Er zinkt een boot op de Middellandse Zee, de zoveelste. ’s Nachts rennen mannen door lege velden vol prikkeldraad. Er klinkt een schot. Bloedhonden dolen rond. Van alle kanten komen ze, stromen ze, spoelen ze aan op onze kust. Omdat wij liever banken redden dan mensen helpen, omdat wij politieke spelletjes spelen over de ruggen van vluchtelingen in eindeloze tentenkampen die slechts kunnen bidden ergens een broeder te vinden, een behulpzame Koerd misschien, want de rest is elke notie van broederschap allang verloren.
Monique Samuel schrijft tweemaandelijks een column voor Nieuwwij.nl. Momenteel zit Monique in Koerdistan.
Beste Monique,
Zo af en toe zie ik je op tv aanschuiven bij P&W of een ander programma.

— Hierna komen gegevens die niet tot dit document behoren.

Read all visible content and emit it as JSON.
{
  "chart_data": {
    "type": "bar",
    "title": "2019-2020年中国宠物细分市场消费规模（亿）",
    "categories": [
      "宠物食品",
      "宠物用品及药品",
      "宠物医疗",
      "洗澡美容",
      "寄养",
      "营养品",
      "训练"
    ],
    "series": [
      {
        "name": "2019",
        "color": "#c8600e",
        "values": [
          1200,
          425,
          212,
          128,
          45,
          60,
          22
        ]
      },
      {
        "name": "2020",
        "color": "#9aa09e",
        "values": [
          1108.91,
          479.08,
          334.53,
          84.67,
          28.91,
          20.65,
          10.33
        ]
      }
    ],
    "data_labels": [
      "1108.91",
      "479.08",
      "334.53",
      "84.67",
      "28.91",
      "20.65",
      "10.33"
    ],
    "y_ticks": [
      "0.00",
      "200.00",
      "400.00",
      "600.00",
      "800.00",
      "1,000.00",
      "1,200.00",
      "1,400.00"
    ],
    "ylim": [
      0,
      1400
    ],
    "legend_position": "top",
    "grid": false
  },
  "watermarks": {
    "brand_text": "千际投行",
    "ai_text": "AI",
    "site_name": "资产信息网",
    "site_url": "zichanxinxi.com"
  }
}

Jij bent dan nauwelijks nog te stuiten in jouw enthousiasme, als je bericht over de toestand in de Arabische wereld. Dat is erg lovenswaardig, zeker. Er zijn ook mensen die jouw enthousiasme niet zo op prijs stellen. Dat is overigens heel normaals binnen onze samenleving. Niets nieuws onder de zon.
Nadat ik jouw blog grondig had gelezen, kwamen bij mij de volgende gedachten bovendrijven.

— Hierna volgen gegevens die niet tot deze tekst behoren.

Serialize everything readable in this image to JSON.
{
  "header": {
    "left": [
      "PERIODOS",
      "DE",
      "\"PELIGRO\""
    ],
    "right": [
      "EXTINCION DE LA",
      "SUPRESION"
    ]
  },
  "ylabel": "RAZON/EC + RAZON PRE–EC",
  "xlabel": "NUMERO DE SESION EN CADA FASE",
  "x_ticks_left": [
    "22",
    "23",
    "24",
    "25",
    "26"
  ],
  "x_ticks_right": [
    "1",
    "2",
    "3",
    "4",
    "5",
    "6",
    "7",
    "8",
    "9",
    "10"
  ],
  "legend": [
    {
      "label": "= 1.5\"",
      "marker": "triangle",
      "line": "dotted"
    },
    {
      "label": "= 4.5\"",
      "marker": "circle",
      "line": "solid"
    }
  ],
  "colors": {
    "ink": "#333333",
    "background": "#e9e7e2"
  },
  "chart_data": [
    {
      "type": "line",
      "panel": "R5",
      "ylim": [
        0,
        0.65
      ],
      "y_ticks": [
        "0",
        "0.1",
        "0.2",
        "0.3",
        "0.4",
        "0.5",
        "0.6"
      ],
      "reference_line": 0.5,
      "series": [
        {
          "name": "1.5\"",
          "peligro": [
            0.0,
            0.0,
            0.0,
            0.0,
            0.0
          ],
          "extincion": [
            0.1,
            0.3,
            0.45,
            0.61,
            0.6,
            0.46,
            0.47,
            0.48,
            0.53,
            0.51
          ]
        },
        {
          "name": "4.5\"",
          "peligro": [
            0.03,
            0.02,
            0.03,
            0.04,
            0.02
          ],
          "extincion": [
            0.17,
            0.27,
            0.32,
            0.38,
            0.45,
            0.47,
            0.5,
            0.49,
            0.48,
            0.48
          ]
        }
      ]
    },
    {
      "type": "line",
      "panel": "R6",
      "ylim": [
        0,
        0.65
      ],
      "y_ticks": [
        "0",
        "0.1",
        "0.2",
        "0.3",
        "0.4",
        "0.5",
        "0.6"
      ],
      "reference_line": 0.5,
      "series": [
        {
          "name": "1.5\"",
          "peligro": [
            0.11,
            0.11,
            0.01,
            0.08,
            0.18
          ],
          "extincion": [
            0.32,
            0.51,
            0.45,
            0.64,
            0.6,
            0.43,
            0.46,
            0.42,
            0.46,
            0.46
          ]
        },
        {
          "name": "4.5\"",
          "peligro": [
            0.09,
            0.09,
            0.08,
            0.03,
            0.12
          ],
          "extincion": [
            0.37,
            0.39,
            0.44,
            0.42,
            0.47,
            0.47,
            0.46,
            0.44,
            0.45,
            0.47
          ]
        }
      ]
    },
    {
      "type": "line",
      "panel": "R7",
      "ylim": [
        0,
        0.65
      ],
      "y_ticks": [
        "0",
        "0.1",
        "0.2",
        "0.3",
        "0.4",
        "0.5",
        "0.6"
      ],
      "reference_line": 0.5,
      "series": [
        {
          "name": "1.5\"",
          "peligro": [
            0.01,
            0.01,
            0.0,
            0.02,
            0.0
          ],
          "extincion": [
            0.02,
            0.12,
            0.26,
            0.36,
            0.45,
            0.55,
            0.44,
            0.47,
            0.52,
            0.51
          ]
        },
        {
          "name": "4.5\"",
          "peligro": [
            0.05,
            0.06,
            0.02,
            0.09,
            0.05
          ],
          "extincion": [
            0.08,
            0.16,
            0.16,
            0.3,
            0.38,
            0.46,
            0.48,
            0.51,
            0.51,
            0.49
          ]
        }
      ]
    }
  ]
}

Regelmatig lees ik soortgelijke berichten over vluchtelingen in oorlogsgebieden. Soms gaat het nog veel verder, is het nog schrijnender, wordt er via de media onmenselijk veel leed over de toeschouwende wereld gestort, en zijn chemische wapens erger dan clusterbommen. Miljoenen mensen ontvluchten het strijdtoneel om vervolgens speelbal te worden van regeringen, hulporganisaties, politiek en de media.
De hulporganisaties bekvechten soms om de grootste hap uit de financiële taart. De strijkstok is hier en daar een groot goed binnen de hulporganisaties. Bekende Nederlanders en andere mondiale grootheden “bekommeren” zich om de arme donders. Niet dat ze dat letterlijk doen, nee, ze zingen, schreeuwen, dansen en maken feest om geld bij elkaar te sprokkelen, dat vervolgens maar mondjesmaat terechtkom op de beloofde plekken.
Miljarden Euro’s, Dollars, Roebels en Yen vliegen ons in politieke spelletjes, landelijk, Europees en mondiaal om de oren, zonder dat wij ze zien. Het heilige geld overheerst, ook al is het maar schijn(heilig)geld of zit het in luchtkastelen. Maakt niet uit, zolang het mij maar goed gaat, nietwaar? Een enorme boterberg op de wereld vloeit over miljoenen hoofden van de hypocrieten.
Wellicht is een optie dat ieder mens die zich werkelijk bekommert om de vluchtelingen, één iemand of misschien één familie, tijdelijk of permanent onderdak biedt. Volgens mij is het probleem dan opgelost.
Ik moet eerlijk bekennen dat ik het om allerlei praktische redenen niet zou doen. En ik ben nu eenmaal geen idealist, maar wordt wel steeds realistischer.